A dozen shades slid by. There was sooty black, shiny black, taupe, mahogany, bronze, copper, gold, orange, yellow, peach, ivory, pinky white, pastry white. There was yellow hair, brown hair, black hair; straight hair, straightened hair, curly hair, woolly hair. She saw black eyes in white faces, brown eyes in yellow faces, gray eyes in brown faces, blue eyes in tan faces.
(Nella Larsen, Quicksand)
This chapter continues the discussions of time which informed the previous chapter by exploring the roles of postmodernist theories and debates about racial identities and migration.
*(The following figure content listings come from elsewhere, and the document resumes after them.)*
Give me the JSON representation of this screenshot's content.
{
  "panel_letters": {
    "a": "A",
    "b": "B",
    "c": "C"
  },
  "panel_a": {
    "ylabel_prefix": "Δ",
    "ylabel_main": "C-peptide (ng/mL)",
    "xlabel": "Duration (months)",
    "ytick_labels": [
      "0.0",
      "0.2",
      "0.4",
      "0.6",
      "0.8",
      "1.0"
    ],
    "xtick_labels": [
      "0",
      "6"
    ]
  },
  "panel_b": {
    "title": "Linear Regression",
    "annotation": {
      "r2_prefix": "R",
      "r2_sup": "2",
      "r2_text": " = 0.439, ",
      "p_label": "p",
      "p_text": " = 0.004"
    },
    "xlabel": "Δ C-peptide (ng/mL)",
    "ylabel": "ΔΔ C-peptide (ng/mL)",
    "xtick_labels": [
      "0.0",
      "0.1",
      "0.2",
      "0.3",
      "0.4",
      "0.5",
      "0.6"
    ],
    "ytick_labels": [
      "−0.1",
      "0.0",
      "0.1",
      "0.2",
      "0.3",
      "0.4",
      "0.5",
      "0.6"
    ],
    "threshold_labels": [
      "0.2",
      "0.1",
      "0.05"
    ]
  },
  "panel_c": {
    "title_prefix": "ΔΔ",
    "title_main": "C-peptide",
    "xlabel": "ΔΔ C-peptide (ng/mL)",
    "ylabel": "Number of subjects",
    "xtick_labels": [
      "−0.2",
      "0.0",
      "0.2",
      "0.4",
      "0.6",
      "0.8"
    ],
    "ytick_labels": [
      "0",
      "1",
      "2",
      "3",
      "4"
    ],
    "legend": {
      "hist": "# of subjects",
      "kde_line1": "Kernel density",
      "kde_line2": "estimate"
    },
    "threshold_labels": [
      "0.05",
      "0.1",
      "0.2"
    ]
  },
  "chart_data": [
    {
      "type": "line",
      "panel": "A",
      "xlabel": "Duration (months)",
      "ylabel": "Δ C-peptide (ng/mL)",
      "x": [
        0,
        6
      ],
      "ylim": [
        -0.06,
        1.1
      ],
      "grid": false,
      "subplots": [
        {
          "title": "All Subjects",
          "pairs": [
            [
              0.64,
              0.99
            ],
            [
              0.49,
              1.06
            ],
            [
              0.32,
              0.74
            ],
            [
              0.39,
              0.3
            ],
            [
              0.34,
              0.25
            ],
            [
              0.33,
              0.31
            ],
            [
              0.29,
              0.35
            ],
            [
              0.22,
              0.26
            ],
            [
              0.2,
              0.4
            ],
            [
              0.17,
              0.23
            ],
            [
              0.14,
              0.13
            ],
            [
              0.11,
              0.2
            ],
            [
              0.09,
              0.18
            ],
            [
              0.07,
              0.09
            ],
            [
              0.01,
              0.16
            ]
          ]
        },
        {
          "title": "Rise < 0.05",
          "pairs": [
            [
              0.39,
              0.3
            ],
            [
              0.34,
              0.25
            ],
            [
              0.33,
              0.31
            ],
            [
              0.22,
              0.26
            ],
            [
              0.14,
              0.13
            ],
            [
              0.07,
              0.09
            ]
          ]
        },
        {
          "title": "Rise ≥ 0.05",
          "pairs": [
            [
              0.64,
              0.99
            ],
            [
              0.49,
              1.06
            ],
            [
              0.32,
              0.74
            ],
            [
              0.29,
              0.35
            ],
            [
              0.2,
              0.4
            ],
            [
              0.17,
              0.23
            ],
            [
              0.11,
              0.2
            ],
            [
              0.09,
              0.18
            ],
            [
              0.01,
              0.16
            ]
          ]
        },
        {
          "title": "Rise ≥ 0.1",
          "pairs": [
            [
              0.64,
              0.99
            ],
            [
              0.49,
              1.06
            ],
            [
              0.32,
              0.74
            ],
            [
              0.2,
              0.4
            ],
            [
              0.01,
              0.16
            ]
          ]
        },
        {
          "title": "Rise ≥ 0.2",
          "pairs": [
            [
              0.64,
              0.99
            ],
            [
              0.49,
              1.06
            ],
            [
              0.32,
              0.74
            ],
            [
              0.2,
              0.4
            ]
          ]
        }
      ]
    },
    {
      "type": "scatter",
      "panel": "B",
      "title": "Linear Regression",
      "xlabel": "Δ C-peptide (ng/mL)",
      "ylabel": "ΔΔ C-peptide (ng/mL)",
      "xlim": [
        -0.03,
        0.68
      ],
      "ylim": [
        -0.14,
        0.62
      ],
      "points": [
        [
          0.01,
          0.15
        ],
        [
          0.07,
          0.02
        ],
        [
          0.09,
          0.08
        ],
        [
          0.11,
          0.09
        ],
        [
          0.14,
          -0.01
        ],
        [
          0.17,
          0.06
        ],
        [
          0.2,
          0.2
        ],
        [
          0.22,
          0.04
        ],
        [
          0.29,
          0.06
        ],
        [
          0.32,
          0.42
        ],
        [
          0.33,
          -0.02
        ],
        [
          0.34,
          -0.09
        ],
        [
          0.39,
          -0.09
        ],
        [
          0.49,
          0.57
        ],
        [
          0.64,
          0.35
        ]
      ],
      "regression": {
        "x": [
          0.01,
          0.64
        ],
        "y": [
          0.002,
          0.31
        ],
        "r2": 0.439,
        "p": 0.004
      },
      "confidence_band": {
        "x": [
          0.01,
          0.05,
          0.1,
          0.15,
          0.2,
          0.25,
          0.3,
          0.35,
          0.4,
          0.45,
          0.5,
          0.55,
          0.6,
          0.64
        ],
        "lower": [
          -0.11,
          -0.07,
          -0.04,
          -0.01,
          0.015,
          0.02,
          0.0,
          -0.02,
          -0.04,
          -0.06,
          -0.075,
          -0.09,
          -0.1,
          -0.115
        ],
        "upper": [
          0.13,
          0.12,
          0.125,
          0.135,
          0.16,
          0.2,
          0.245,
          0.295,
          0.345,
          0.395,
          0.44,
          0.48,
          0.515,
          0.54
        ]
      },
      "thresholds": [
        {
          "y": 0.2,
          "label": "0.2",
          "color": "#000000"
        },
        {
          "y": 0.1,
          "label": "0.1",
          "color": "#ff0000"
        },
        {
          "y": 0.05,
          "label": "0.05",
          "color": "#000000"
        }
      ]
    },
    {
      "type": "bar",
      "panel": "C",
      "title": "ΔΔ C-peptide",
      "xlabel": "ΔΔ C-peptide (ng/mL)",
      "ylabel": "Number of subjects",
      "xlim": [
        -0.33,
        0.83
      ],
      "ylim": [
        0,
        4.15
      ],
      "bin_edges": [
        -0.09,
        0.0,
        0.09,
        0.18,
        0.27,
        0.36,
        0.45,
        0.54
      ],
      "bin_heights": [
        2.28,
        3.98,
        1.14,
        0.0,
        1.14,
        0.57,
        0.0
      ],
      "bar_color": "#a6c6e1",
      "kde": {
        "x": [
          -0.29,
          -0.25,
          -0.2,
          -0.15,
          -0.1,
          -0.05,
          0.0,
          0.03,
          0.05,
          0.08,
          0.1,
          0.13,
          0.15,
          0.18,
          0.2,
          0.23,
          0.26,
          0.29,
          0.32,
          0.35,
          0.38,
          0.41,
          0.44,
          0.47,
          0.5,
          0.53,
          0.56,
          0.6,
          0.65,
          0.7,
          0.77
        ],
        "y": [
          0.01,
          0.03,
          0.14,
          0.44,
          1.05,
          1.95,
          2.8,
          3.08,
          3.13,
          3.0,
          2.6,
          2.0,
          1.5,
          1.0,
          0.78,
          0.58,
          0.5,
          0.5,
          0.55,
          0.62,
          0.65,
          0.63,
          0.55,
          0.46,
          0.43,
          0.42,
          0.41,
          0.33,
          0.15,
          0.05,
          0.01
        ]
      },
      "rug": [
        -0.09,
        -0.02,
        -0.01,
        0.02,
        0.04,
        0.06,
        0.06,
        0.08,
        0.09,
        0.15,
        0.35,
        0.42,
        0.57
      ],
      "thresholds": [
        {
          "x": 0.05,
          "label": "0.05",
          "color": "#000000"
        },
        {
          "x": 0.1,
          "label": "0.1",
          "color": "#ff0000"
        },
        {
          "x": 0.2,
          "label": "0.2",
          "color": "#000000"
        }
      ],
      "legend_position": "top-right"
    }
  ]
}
The argument focuses more particularly on British contexts in order to revisit the journeys invoked in the slave narratives and to examine the impact of ‘new’ Caribbean migrations to Britain.
The chapter develops the analyses of Black migrant identities from the previous chapters by exploring how race is figured in representations of the body and sexuality. Each of the preceding chapters has inquired into constructions of race as ethnographic, cultural and nationalist discourses, placing narratives of Black identity within or against conceptions of history and geography that are continually re-visited and re-articulated.
I analyse two texts that return to the territories of Heart of Darkness and A Bend in the River (discussed in Chapter 1), and I attend to the way in which the images and metaphors of colonial narratives are redeployed in African texts. These images of Africa and racial difference, which are exploited in the symbiotic texts of Conrad and Naipaul, reappear in the textual ironies of Tayeb Salih’s Season of Migration to the North and Ama Ata Aidoo’s Our Sister Killjoy. The migrations figured in these novels from Africa to the West also act as an ironic commentary on the enlightenment narratives of pan-Africanist exiles, which are discussed in Chapter 2, and on their investigative, evangelist journeys ‘back’ to Africa. The playful and more serious interrogations into the links between sexuality and race in these texts are taken up and read through two texts by White authors that, through the novel form and through journalistic autobiography, investigate the meanings of race and sexuality approached by Salih and Aidoo.